Charge Transport and Dynamics in Imidazolium Chloroaluminate Ionic Liquids

Abstract

Imidazolium based chloroaluminates were the first widely studied room-temperature ionic liquids. However, work in these systems has waned over the past 25 years in favor of ionic liquids with less reactive anions. Researchers are beginning to rediscover chloroaluminates because they possess some very advantageous properties that hold significant promise for applications such as energy storage, electrodeposition, and chemical synthesis. Chloroaluminates are not simple mixtures of a single cation with a single anion. It is more appropriate to think of these systems as binary mixtures of two ionic liquids which share the same cation. The binary nature of the chloroaluimates leads to highly tunable physical and chemical properties including liquidus range, electrochemical stability window, dc ionic conductivity, zero-shear viscosity, and static dielectric permittivity.

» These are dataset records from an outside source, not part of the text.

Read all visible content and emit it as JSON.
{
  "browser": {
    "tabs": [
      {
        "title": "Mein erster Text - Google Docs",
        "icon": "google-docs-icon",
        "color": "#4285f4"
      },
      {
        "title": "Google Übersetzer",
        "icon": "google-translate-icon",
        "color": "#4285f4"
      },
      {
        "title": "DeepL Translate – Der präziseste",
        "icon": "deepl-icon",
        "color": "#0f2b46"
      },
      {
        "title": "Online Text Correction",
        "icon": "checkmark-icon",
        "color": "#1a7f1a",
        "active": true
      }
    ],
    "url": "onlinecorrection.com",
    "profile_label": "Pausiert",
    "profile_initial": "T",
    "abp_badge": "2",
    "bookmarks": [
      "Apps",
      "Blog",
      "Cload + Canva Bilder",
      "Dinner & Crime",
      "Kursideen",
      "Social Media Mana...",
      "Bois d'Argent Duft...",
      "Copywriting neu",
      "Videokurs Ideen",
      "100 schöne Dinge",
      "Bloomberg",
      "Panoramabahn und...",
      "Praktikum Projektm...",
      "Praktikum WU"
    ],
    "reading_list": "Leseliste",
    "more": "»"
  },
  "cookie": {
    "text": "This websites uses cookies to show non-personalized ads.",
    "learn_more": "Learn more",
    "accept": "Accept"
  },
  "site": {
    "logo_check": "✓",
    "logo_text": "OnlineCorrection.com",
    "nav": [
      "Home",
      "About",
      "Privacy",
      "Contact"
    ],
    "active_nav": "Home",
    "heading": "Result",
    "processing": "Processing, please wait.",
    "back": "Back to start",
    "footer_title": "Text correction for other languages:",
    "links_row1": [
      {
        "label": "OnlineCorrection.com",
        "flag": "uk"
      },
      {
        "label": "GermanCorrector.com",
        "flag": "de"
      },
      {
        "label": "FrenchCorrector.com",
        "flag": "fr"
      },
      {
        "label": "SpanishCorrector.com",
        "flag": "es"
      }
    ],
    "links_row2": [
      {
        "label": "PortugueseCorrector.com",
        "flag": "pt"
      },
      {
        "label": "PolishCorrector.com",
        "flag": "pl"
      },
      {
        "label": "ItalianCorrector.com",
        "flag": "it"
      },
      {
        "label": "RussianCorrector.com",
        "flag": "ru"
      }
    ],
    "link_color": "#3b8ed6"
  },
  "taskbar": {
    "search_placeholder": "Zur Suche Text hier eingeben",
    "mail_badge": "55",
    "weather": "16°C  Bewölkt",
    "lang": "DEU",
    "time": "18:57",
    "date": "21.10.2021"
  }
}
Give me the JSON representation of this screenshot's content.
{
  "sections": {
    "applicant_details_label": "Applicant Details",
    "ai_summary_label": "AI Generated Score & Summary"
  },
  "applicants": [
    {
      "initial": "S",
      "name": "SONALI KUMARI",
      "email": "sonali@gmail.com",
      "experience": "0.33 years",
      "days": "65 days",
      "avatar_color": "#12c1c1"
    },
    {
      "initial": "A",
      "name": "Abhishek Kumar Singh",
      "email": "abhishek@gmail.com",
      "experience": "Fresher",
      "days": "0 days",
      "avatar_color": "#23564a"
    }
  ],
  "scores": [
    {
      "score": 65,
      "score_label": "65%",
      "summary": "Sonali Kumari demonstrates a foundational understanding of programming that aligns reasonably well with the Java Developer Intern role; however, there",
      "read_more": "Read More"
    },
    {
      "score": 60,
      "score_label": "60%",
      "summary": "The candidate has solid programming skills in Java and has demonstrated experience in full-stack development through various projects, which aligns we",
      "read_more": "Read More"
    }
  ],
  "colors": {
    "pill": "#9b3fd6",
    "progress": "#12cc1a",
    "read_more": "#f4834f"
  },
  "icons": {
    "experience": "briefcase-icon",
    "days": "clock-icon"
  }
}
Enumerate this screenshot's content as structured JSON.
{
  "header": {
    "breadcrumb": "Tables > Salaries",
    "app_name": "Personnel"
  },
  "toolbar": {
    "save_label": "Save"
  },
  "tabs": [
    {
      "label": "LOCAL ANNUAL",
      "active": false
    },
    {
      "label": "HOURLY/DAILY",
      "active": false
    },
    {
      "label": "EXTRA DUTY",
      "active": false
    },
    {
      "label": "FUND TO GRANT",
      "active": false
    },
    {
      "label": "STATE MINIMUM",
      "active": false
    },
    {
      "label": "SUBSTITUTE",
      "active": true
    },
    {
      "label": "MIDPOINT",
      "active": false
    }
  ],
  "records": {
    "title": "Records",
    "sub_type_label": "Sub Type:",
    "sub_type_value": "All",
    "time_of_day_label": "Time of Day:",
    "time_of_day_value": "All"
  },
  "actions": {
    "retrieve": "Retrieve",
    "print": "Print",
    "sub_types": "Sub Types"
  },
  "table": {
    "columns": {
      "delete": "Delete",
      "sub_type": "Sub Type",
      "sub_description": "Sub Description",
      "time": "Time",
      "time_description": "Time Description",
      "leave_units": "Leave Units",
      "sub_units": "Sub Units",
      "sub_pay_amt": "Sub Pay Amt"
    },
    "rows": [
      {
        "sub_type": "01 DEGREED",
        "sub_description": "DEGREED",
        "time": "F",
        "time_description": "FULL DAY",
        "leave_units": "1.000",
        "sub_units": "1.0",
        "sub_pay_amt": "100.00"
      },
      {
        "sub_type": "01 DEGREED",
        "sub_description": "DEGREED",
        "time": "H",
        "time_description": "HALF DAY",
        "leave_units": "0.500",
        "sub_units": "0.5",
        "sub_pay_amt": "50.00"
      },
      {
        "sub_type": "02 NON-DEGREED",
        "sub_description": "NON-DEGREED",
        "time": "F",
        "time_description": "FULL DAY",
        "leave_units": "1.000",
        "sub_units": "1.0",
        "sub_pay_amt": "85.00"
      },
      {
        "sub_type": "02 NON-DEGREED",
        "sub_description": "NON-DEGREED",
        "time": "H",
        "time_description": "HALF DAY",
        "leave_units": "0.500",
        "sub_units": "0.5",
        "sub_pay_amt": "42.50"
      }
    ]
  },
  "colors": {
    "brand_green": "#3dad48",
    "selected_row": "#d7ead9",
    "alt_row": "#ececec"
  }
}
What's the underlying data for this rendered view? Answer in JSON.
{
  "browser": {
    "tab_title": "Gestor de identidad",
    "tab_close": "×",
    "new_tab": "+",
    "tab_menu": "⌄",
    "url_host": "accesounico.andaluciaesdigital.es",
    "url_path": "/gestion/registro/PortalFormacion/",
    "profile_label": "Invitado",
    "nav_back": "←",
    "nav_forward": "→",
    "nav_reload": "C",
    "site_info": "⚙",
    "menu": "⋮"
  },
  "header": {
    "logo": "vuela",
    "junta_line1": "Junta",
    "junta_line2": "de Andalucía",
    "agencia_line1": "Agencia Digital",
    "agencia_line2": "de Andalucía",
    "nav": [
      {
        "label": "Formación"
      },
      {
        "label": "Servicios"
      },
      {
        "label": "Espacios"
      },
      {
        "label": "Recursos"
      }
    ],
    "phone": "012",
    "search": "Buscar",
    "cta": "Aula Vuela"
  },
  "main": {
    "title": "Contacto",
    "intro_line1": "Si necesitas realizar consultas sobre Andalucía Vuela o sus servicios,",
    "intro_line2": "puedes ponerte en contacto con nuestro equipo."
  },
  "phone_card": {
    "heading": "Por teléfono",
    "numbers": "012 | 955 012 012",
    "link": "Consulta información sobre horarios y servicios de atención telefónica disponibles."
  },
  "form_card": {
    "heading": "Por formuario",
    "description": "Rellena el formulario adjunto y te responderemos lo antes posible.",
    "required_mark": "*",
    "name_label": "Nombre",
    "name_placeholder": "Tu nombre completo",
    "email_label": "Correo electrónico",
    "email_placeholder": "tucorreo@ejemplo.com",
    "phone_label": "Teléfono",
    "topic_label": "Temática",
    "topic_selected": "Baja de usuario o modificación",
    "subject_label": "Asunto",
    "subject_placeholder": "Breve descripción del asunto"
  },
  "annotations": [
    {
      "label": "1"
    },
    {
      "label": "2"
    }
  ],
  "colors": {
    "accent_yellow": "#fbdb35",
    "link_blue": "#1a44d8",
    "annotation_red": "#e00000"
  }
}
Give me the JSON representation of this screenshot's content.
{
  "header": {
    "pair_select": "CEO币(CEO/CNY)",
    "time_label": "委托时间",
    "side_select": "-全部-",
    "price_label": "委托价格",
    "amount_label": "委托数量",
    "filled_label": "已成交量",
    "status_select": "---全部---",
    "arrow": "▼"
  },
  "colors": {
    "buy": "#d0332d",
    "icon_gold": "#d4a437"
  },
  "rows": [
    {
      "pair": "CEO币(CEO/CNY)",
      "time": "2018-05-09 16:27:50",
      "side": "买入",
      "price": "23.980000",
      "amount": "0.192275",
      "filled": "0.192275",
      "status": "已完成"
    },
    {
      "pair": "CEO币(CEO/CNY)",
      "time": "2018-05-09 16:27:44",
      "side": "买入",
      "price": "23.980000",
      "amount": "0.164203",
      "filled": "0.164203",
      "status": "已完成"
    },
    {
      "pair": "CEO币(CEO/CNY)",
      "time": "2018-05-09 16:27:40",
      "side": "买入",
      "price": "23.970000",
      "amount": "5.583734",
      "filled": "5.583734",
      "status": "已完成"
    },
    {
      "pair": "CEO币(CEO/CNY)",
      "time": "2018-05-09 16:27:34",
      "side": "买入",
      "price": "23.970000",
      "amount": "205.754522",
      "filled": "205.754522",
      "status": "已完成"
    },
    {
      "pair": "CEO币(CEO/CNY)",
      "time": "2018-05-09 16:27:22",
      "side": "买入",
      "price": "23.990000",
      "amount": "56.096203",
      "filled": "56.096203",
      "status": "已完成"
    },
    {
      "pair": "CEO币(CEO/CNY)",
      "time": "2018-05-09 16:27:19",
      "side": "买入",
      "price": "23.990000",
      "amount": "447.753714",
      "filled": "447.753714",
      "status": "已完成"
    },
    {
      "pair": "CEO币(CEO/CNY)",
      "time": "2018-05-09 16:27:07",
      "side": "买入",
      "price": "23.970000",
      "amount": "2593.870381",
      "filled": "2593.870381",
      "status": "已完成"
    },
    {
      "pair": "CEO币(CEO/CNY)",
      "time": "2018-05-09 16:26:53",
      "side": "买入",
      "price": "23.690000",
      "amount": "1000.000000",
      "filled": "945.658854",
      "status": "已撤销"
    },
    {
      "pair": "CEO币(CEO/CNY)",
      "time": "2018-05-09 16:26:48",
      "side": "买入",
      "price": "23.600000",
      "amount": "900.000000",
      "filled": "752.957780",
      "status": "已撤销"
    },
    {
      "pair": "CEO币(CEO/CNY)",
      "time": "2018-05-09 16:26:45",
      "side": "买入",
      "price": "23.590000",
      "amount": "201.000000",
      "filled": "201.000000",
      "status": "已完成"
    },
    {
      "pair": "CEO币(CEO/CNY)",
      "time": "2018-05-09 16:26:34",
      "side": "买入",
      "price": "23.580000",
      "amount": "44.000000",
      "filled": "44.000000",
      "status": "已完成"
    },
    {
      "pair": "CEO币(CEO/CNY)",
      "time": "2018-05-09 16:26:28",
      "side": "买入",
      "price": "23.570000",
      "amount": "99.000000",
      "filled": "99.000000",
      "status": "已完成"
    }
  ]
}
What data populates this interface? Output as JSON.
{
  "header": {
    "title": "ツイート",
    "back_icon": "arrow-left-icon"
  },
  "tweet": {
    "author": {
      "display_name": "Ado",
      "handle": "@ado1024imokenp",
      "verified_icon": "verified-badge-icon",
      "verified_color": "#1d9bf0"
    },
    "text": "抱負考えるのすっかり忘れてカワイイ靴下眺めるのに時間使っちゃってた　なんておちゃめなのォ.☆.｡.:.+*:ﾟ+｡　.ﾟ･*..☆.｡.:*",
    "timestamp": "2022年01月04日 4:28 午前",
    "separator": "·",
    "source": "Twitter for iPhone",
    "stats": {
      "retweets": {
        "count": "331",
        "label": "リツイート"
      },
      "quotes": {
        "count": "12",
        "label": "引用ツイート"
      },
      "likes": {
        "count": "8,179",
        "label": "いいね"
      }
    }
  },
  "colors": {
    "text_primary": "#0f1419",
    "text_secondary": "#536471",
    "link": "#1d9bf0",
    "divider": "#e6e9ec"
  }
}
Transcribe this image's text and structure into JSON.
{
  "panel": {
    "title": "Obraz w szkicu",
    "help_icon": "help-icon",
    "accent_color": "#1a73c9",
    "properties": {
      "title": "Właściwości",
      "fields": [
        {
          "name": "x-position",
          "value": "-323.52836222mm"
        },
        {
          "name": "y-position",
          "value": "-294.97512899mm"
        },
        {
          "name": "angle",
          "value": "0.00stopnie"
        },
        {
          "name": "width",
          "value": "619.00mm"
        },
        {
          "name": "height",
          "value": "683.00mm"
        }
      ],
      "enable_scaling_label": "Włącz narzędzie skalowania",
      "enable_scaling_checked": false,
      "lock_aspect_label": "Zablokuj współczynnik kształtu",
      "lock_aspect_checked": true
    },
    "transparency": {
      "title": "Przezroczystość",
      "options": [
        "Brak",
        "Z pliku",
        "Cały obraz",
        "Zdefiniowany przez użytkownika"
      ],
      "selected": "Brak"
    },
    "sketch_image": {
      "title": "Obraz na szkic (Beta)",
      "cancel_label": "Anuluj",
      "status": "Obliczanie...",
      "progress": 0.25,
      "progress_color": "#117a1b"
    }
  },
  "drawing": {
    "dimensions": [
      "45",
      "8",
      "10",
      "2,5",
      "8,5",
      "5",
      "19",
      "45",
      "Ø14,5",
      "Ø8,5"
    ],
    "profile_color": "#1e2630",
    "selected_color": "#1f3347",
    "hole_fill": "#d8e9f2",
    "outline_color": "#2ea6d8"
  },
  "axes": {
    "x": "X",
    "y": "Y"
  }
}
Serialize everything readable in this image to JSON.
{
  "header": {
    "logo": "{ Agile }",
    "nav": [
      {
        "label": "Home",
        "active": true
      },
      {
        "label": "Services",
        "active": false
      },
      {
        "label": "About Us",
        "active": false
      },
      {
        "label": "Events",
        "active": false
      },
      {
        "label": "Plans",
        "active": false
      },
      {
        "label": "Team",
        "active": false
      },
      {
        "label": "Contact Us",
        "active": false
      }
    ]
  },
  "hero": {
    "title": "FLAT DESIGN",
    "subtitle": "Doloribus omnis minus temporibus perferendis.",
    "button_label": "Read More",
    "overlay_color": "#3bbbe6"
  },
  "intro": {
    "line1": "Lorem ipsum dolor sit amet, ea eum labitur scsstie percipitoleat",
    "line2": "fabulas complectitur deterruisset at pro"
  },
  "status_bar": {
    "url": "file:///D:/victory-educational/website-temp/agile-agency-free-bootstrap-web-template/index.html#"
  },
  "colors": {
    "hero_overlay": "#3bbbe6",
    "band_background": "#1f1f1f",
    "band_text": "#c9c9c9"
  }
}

However, the binary nature also leads to significant experimental challenges with respect to characterization of the structure and anion speciation in the chloroaluminates. The majority of work characterizing the imidazolium based chloroaluminate was conducted more than 25 years ago and focused on physical property measurements across limited compositions and/or narrow temperature/frequency ranges. The data from these early studies revealed important aspects of chloroaluminate physical properties; however, due to their limited scope they failed to make significant progress in understanding underlying structure-property relationships which are critical to realizing the full potential of chloroaluminate ionic liquids as electrolyte systems. Our current work seeks to reexamine imidazolium chloroaluminate ionic liquids leveraging the improved experimental tools and capabilities available today. In this presentation we will discuss our initial studies of imidazolium chloroaluminate ionic liquids using broadband dielectric spectroscopy, oscillatory shear rheology, and Raman spectroscopy. We will present preliminary work on the impact of changes in cation structure and ionic liquid composition on anion speciation, transport properties, and dynamics.